Lorsque Dragon Quest Builders premier du nom est sorti en 2016, il fut accueilli comme une douce anomalie : un hybride improbable entre Minecraft et JRPG classique, campé dans l’univers coloré de la plus vieille saga de fantasy vidéoludique japonaise. Square Enix, alors en quête de renouveau pour ses licences historiques, proposait avec ce spin-off un jeu à mi-chemin entre le bac à sable enfantin et la narration façon Dragon Quest I, revisité en mode construction et survie. L’expérience était imparfaite, certes, mais suffisamment intrigante pour séduire une nouvelle frange d’aventuriers, brique à la main.
Trois ans plus tard, l’éditeur remet le couvert avec Dragon Quest Builders 2, sorti le 12 juillet 2019 sur Nintendo Switch. Nouveau héros, nouvelles îles, nouveaux outils et surtout un mode multijoueur très attendu : tout semble réuni pour faire de cette suite un passage à l’âge adulte de la formule. La promesse est séduisante : un monde vaste, vivant, rempli de secrets à bâtir et à explorer, où votre imagination dicterait seule les règles du jeu.
Mais à trop vouloir baliser le chemin de ses apprentis bâtisseurs, Dragon Quest Builders 2 ne risquerait-il pas de confondre tutoriel géant et aventure libre ? La fantaisie de la construction peut-elle survivre au poids de la narration ?
Le royaume des muets et le prince des marteaux
Dragon Quest Builders 2 vous propulse dans un monde où le pouvoir de création a été banni. Le culte des Héritiers de Kaos, écho maléfique aux événements du premier opus, a pour unique credo la destruction. En tant que jeune Bâtisseur, dernier représentant d’un art ancien et redouté, vous êtes enlevé, emprisonné… puis mystérieusement libéré à l’orée d’une grande aventure. Débute alors un long périple à travers un archipel éclaté, où il vous faudra rallumer l’étincelle de la construction dans le cœur des habitants.
Sur cette trame classique, le scénario s’articule autour d’un dispositif bien huilé : chaque île visitée devient un chapitre autonome, avec ses habitants, ses enjeux, et surtout sa mécanique de gameplay centrale. Agriculture, artisanat, écologie… chaque territoire devient une leçon grandeur nature, soigneusement scénarisée. Une structure qui, si elle donne un certain souffle à la progression, alourdit aussi considérablement le rythme, tant le jeu se complaît à vouloir tout expliquer, tout scénariser, tout verrouiller. L’écriture est soignée, ponctuée d’humour bon enfant et de références à la saga-mère, mais le ton reste constamment didactique, comme si l’univers entier n’était qu’un long tutoriel masqué.
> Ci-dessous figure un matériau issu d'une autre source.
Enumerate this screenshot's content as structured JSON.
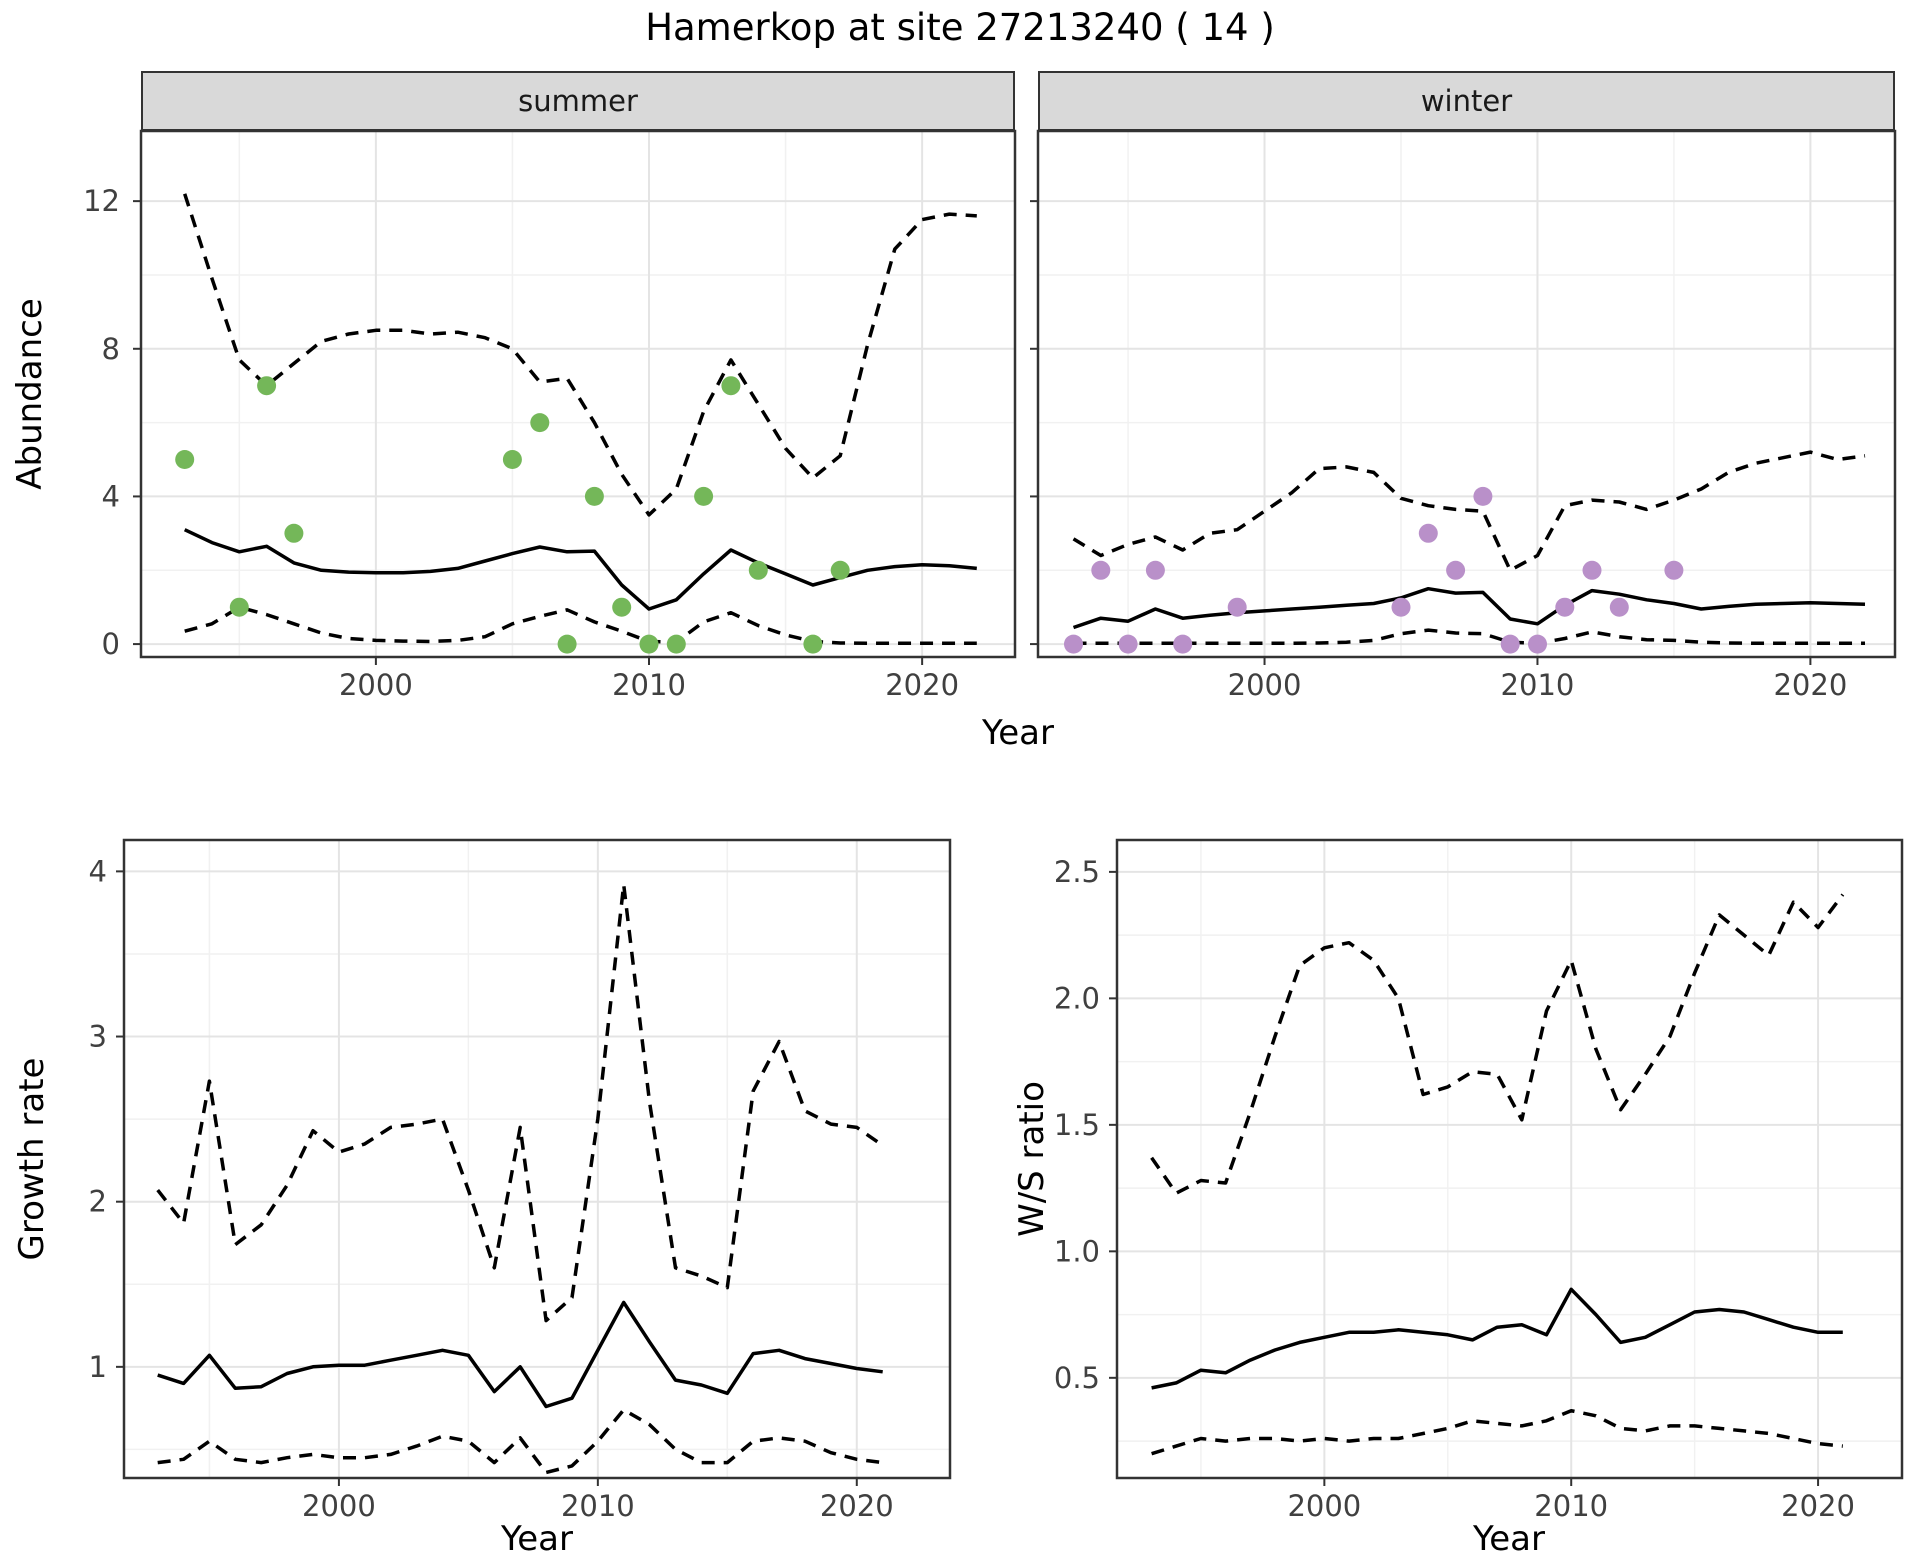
{
  "title": "Hamerkop at site 27213240 ( 14 )",
  "colors": {
    "summer_point": "#74b759",
    "winter_point": "#b990c9",
    "line": "#000000",
    "grid_major": "#e4e4e4",
    "grid_minor": "#f1f1f1",
    "panel_border": "#333333",
    "strip_bg": "#d9d9d9",
    "tick_label": "#404040"
  },
  "chart_data": [
    {
      "id": "abundance_summer",
      "type": "line",
      "facet_label": "summer",
      "ylabel": "Abundance",
      "xlabel": "Year",
      "xlim": [
        1991.4,
        2023.4
      ],
      "ylim": [
        -0.35,
        13.9
      ],
      "xticks": [
        2000,
        2010,
        2020
      ],
      "xminor": [
        1995,
        2005,
        2015
      ],
      "ytick_values": [
        0,
        4,
        8,
        12
      ],
      "ytick_labels": [
        "0",
        "4",
        "8",
        "12"
      ],
      "yminor": [
        2,
        6,
        10
      ],
      "grid": true,
      "legend": "none",
      "years": [
        1993,
        1994,
        1995,
        1996,
        1997,
        1998,
        1999,
        2000,
        2001,
        2002,
        2003,
        2004,
        2005,
        2006,
        2007,
        2008,
        2009,
        2010,
        2011,
        2012,
        2013,
        2014,
        2015,
        2016,
        2017,
        2018,
        2019,
        2020,
        2021,
        2022
      ],
      "series": [
        {
          "name": "mean",
          "style": "solid",
          "values": [
            3.1,
            2.75,
            2.5,
            2.65,
            2.2,
            2.0,
            1.95,
            1.93,
            1.93,
            1.97,
            2.05,
            2.25,
            2.45,
            2.63,
            2.5,
            2.52,
            1.6,
            0.95,
            1.2,
            1.9,
            2.55,
            2.2,
            1.9,
            1.6,
            1.8,
            2.0,
            2.1,
            2.15,
            2.12,
            2.05
          ]
        },
        {
          "name": "upper_ci",
          "style": "dashed",
          "values": [
            12.2,
            9.9,
            7.7,
            7.0,
            7.6,
            8.2,
            8.4,
            8.5,
            8.5,
            8.4,
            8.45,
            8.3,
            8.0,
            7.1,
            7.2,
            6.0,
            4.6,
            3.5,
            4.2,
            6.3,
            7.7,
            6.5,
            5.3,
            4.5,
            5.1,
            8.1,
            10.7,
            11.5,
            11.65,
            11.6
          ]
        },
        {
          "name": "lower_ci",
          "style": "dashed",
          "values": [
            0.35,
            0.55,
            1.0,
            0.8,
            0.55,
            0.3,
            0.15,
            0.1,
            0.08,
            0.07,
            0.1,
            0.2,
            0.55,
            0.75,
            0.93,
            0.6,
            0.35,
            0.07,
            0.05,
            0.6,
            0.85,
            0.5,
            0.25,
            0.07,
            0.03,
            0.02,
            0.02,
            0.02,
            0.02,
            0.02
          ]
        }
      ],
      "observations": {
        "years": [
          1993,
          1995,
          1996,
          1997,
          2005,
          2006,
          2007,
          2008,
          2009,
          2010,
          2011,
          2012,
          2013,
          2014,
          2016,
          2017
        ],
        "values": [
          5,
          1,
          7,
          3,
          5,
          6,
          0,
          4,
          1,
          0,
          0,
          4,
          7,
          2,
          0,
          2
        ]
      },
      "point_color": "#74b759"
    },
    {
      "id": "abundance_winter",
      "type": "line",
      "facet_label": "winter",
      "ylabel": "Abundance",
      "xlabel": "Year",
      "xlim": [
        1991.7,
        2023.1
      ],
      "ylim": [
        -0.35,
        13.9
      ],
      "xticks": [
        2000,
        2010,
        2020
      ],
      "xminor": [
        1995,
        2005,
        2015
      ],
      "ytick_values": [
        0,
        4,
        8,
        12
      ],
      "ytick_labels": [
        "0",
        "4",
        "8",
        "12"
      ],
      "yminor": [
        2,
        6,
        10
      ],
      "grid": true,
      "legend": "none",
      "years": [
        1993,
        1994,
        1995,
        1996,
        1997,
        1998,
        1999,
        2000,
        2001,
        2002,
        2003,
        2004,
        2005,
        2006,
        2007,
        2008,
        2009,
        2010,
        2011,
        2012,
        2013,
        2014,
        2015,
        2016,
        2017,
        2018,
        2019,
        2020,
        2021,
        2022
      ],
      "series": [
        {
          "name": "mean",
          "style": "solid",
          "values": [
            0.45,
            0.7,
            0.62,
            0.95,
            0.7,
            0.78,
            0.85,
            0.9,
            0.95,
            1.0,
            1.05,
            1.1,
            1.25,
            1.5,
            1.38,
            1.4,
            0.68,
            0.55,
            1.05,
            1.45,
            1.35,
            1.2,
            1.1,
            0.95,
            1.02,
            1.08,
            1.1,
            1.12,
            1.1,
            1.08
          ]
        },
        {
          "name": "upper_ci",
          "style": "dashed",
          "values": [
            2.85,
            2.4,
            2.7,
            2.9,
            2.55,
            3.0,
            3.1,
            3.6,
            4.1,
            4.75,
            4.8,
            4.65,
            3.95,
            3.75,
            3.65,
            3.6,
            2.0,
            2.4,
            3.75,
            3.9,
            3.85,
            3.65,
            3.9,
            4.2,
            4.65,
            4.9,
            5.05,
            5.2,
            5.0,
            5.1
          ]
        },
        {
          "name": "lower_ci",
          "style": "dashed",
          "values": [
            0.02,
            0.02,
            0.02,
            0.02,
            0.02,
            0.02,
            0.02,
            0.02,
            0.02,
            0.03,
            0.05,
            0.1,
            0.28,
            0.38,
            0.3,
            0.28,
            0.05,
            0.02,
            0.15,
            0.33,
            0.2,
            0.12,
            0.1,
            0.05,
            0.03,
            0.02,
            0.02,
            0.02,
            0.02,
            0.02
          ]
        }
      ],
      "observations": {
        "years": [
          1993,
          1994,
          1995,
          1996,
          1997,
          1999,
          2005,
          2006,
          2007,
          2008,
          2009,
          2010,
          2011,
          2012,
          2013,
          2015
        ],
        "values": [
          0,
          2,
          0,
          2,
          0,
          1,
          1,
          3,
          2,
          4,
          0,
          0,
          1,
          2,
          1,
          2
        ]
      },
      "point_color": "#b990c9"
    },
    {
      "id": "growth_rate",
      "type": "line",
      "facet_label": "",
      "ylabel": "Growth rate",
      "xlabel": "Year",
      "xlim": [
        1991.7,
        2023.6
      ],
      "ylim": [
        0.327,
        4.19
      ],
      "xticks": [
        2000,
        2010,
        2020
      ],
      "xminor": [
        1995,
        2005,
        2015
      ],
      "ytick_values": [
        1,
        2,
        3,
        4
      ],
      "ytick_labels": [
        "1",
        "2",
        "3",
        "4"
      ],
      "yminor": [
        0.5,
        1.5,
        2.5,
        3.5
      ],
      "grid": true,
      "legend": "none",
      "years": [
        1993,
        1994,
        1995,
        1996,
        1997,
        1998,
        1999,
        2000,
        2001,
        2002,
        2003,
        2004,
        2005,
        2006,
        2007,
        2008,
        2009,
        2010,
        2011,
        2012,
        2013,
        2014,
        2015,
        2016,
        2017,
        2018,
        2019,
        2020,
        2021
      ],
      "series": [
        {
          "name": "mean",
          "style": "solid",
          "values": [
            0.95,
            0.9,
            1.07,
            0.87,
            0.88,
            0.96,
            1.0,
            1.01,
            1.01,
            1.04,
            1.07,
            1.1,
            1.07,
            0.85,
            1.0,
            0.76,
            0.81,
            1.1,
            1.39,
            1.15,
            0.92,
            0.89,
            0.84,
            1.08,
            1.1,
            1.05,
            1.02,
            0.99,
            0.97
          ]
        },
        {
          "name": "upper_ci",
          "style": "dashed",
          "values": [
            2.07,
            1.87,
            2.73,
            1.74,
            1.86,
            2.1,
            2.43,
            2.3,
            2.35,
            2.45,
            2.47,
            2.5,
            2.07,
            1.6,
            2.45,
            1.28,
            1.42,
            2.5,
            3.92,
            2.6,
            1.6,
            1.55,
            1.48,
            2.67,
            2.97,
            2.55,
            2.47,
            2.45,
            2.34
          ]
        },
        {
          "name": "lower_ci",
          "style": "dashed",
          "values": [
            0.42,
            0.44,
            0.55,
            0.44,
            0.42,
            0.45,
            0.47,
            0.45,
            0.45,
            0.47,
            0.52,
            0.58,
            0.55,
            0.42,
            0.57,
            0.36,
            0.4,
            0.55,
            0.74,
            0.65,
            0.5,
            0.42,
            0.42,
            0.55,
            0.57,
            0.55,
            0.48,
            0.44,
            0.42
          ]
        }
      ],
      "observations": {
        "years": [],
        "values": []
      },
      "point_color": "#000000"
    },
    {
      "id": "ws_ratio",
      "type": "line",
      "facet_label": "",
      "ylabel": "W/S ratio",
      "xlabel": "Year",
      "xlim": [
        1991.6,
        2023.4
      ],
      "ylim": [
        0.104,
        2.626
      ],
      "xticks": [
        2000,
        2010,
        2020
      ],
      "xminor": [
        1995,
        2005,
        2015
      ],
      "ytick_values": [
        0.5,
        1.0,
        1.5,
        2.0,
        2.5
      ],
      "ytick_labels": [
        "0.5",
        "1.0",
        "1.5",
        "2.0",
        "2.5"
      ],
      "yminor": [
        0.25,
        0.75,
        1.25,
        1.75,
        2.25
      ],
      "grid": true,
      "legend": "none",
      "years": [
        1993,
        1994,
        1995,
        1996,
        1997,
        1998,
        1999,
        2000,
        2001,
        2002,
        2003,
        2004,
        2005,
        2006,
        2007,
        2008,
        2009,
        2010,
        2011,
        2012,
        2013,
        2014,
        2015,
        2016,
        2017,
        2018,
        2019,
        2020,
        2021
      ],
      "series": [
        {
          "name": "mean",
          "style": "solid",
          "values": [
            0.46,
            0.48,
            0.53,
            0.52,
            0.57,
            0.61,
            0.64,
            0.66,
            0.68,
            0.68,
            0.69,
            0.68,
            0.67,
            0.65,
            0.7,
            0.71,
            0.67,
            0.85,
            0.75,
            0.64,
            0.66,
            0.71,
            0.76,
            0.77,
            0.76,
            0.73,
            0.7,
            0.68,
            0.68
          ]
        },
        {
          "name": "upper_ci",
          "style": "dashed",
          "values": [
            1.37,
            1.23,
            1.28,
            1.27,
            1.55,
            1.85,
            2.13,
            2.2,
            2.22,
            2.15,
            2.0,
            1.62,
            1.65,
            1.71,
            1.7,
            1.52,
            1.95,
            2.15,
            1.8,
            1.56,
            1.7,
            1.85,
            2.1,
            2.33,
            2.25,
            2.17,
            2.38,
            2.28,
            2.41
          ]
        },
        {
          "name": "lower_ci",
          "style": "dashed",
          "values": [
            0.2,
            0.23,
            0.26,
            0.25,
            0.26,
            0.26,
            0.25,
            0.26,
            0.25,
            0.26,
            0.26,
            0.28,
            0.3,
            0.33,
            0.32,
            0.31,
            0.33,
            0.37,
            0.35,
            0.3,
            0.29,
            0.31,
            0.31,
            0.3,
            0.29,
            0.28,
            0.26,
            0.24,
            0.23
          ]
        }
      ],
      "observations": {
        "years": [],
        "values": []
      },
      "point_color": "#000000"
    }
  ]
}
Le personnage principal, totalement muet, joue le rôle d’un avatar sans personnalité, simple vecteur de progression. Mais c’est surtout Malroth, votre acolyte, qui tire son épingle du jeu. Héritier secret d’un démon mythique, sorte de double ténébreux du héros, il accompagne le joueur durant toute l’aventure avec ses répliques cinglantes, sa force brute et ses accès de violence incontrôlables. La relation entre le Bâtisseur et Malroth, pourtant dénuée de dialogues directs, devient le vrai moteur narratif du jeu, tissant peu à peu une fable sur le libre arbitre, la dualité et la rédemption.
Malheureusement, malgré son charisme brut, Malroth finit par agacer. Trop envahissant, trop imprévisible, il incarne aussi les limites d’un scénario qui aurait gagné à laisser un peu plus de place… au silence. Les autres personnages, quant à eux, peuplent les différentes îles comme autant de figurants stéréotypés : fermiers râleurs, soldats trouillards, villageois émerveillés par le moindre lit. Sympathiques, jamais mémorables.
Dragon Quest Builders 2 propose donc une aventure balisée, certes agréable, mais dont l’enrobage narratif ralentit constamment l’élan créatif. Une histoire qui donne envie de construire, mais vous enchaîne à des plans bien trop rigides.
Le marteau, la houe et l’illusion du choix
Sous ses allures de bac à sable délirant, Dragon Quest Builders 2 cache un RPG très encadré, où le moindre geste créatif doit être validé par une série de quêtes, de scripts et de déclencheurs invisibles. C’est là toute la tension qui anime le titre : celle d’un jeu de construction qui refuse obstinément de vous laisser construire librement. Un paradoxe frustrant, tant les mécaniques mises à disposition sont, une fois libérées, parmi les plus robustes du genre.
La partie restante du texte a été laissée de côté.